Fabrice Pannekoucke : « Je suis un opposant aux logiques de rupture »

Jeudi 6 février 2025

Région Auvergne-Rhône-Alpes / Successeur de Laurent Wauquiez à la tête de la Région Auvergne-Rhône-Alpes, Fabrice Pannekoucke défend les arbitrages de son premier budget et présente sa vision du développement économique et de l'aménagement du territoire.

Photo : Ancien maire de Moûtiers (Savoie), Fabrice Pannekoucke est toujours président de la communauté de communes Cœur de Tarentaise. © Erich Zann

Comment qualifiez-vous le budget 2025 de la Région Aura, votre premier en tant que président, que le conseil régional a adopté le 20 décembre dernier ?

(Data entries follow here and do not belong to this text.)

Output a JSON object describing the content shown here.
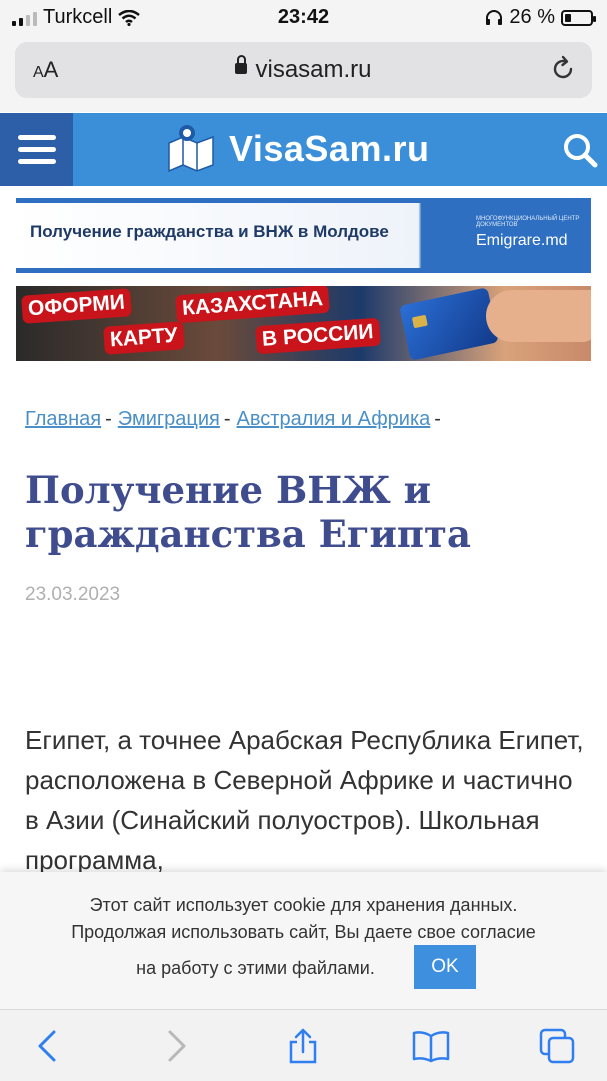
{
  "status_bar": {
    "carrier": "Turkcell",
    "time": "23:42",
    "battery_percent": "26 %",
    "battery_level": 0.26
  },
  "browser": {
    "text_size_label": "AA",
    "url": "visasam.ru"
  },
  "site": {
    "logo_text": "VisaSam.ru"
  },
  "banners": {
    "moldova": {
      "text": "Получение гражданства и ВНЖ в Молдове",
      "brand": "Emigrare.md",
      "brand_tagline": "МНОГОФУНКЦИОНАЛЬНЫЙ ЦЕНТР ДОКУМЕНТОВ"
    },
    "card": {
      "tag1": "ОФОРМИ",
      "tag2": "КАРТУ",
      "tag3": "КАЗАХСТАНА",
      "tag4": "В РОССИИ"
    }
  },
  "breadcrumb": {
    "items": [
      "Главная",
      "Эмиграция",
      "Австралия и Африка"
    ],
    "separator": "-"
  },
  "article": {
    "title": "Получение ВНЖ и гражданства Египта",
    "date": "23.03.2023",
    "paragraph": "Египет, а точнее Арабская Республика Египет, расположена в Северной Африке и частично в Азии (Синайский полуостров). Школьная программа,"
  },
  "cookie": {
    "line1": "Этот сайт использует cookie для хранения данных.",
    "line2": "Продолжая использовать сайт, Вы даете свое согласие",
    "line3": "на работу с этими файлами.",
    "ok_label": "OK"
  },
  "colors": {
    "header": "#3b8fd9",
    "menu_button": "#2d5fa8",
    "title": "#3f4d8f",
    "link": "#4a8fc7",
    "ok_button": "#3f8fdf",
    "toolbar_icon": "#2f7ff0"
  }
}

F.P. Ce budget 2025 est courageux, prudent et ambitieux. Nous avons toujours la volonté très forte de faire des économies et d'agir au service de notre territoire. Pour élaborer ce budget, nous sommes repartis des hypothèses du gouvernement Barnier, qui représentaient 83 millions d'euros de recettes en moins pour la Région, et nous avons porté notre effort budgétaire à 170 millions d'euros. Pour autant, nous serons en capacité de porter notre investissement à 1, 7 milliard d'euros en 2025, contre 1, 4 milliard d'euros en 2024 et seulement 750 millions d'euros en 2016, quand nous sommes arrivés à la Région. C'est dans les moments difficiles, quand il y a peu de visibilité et que l'économie est peu reluisante, qu'il faut investir pour apporter de la stabilité et un cap clair.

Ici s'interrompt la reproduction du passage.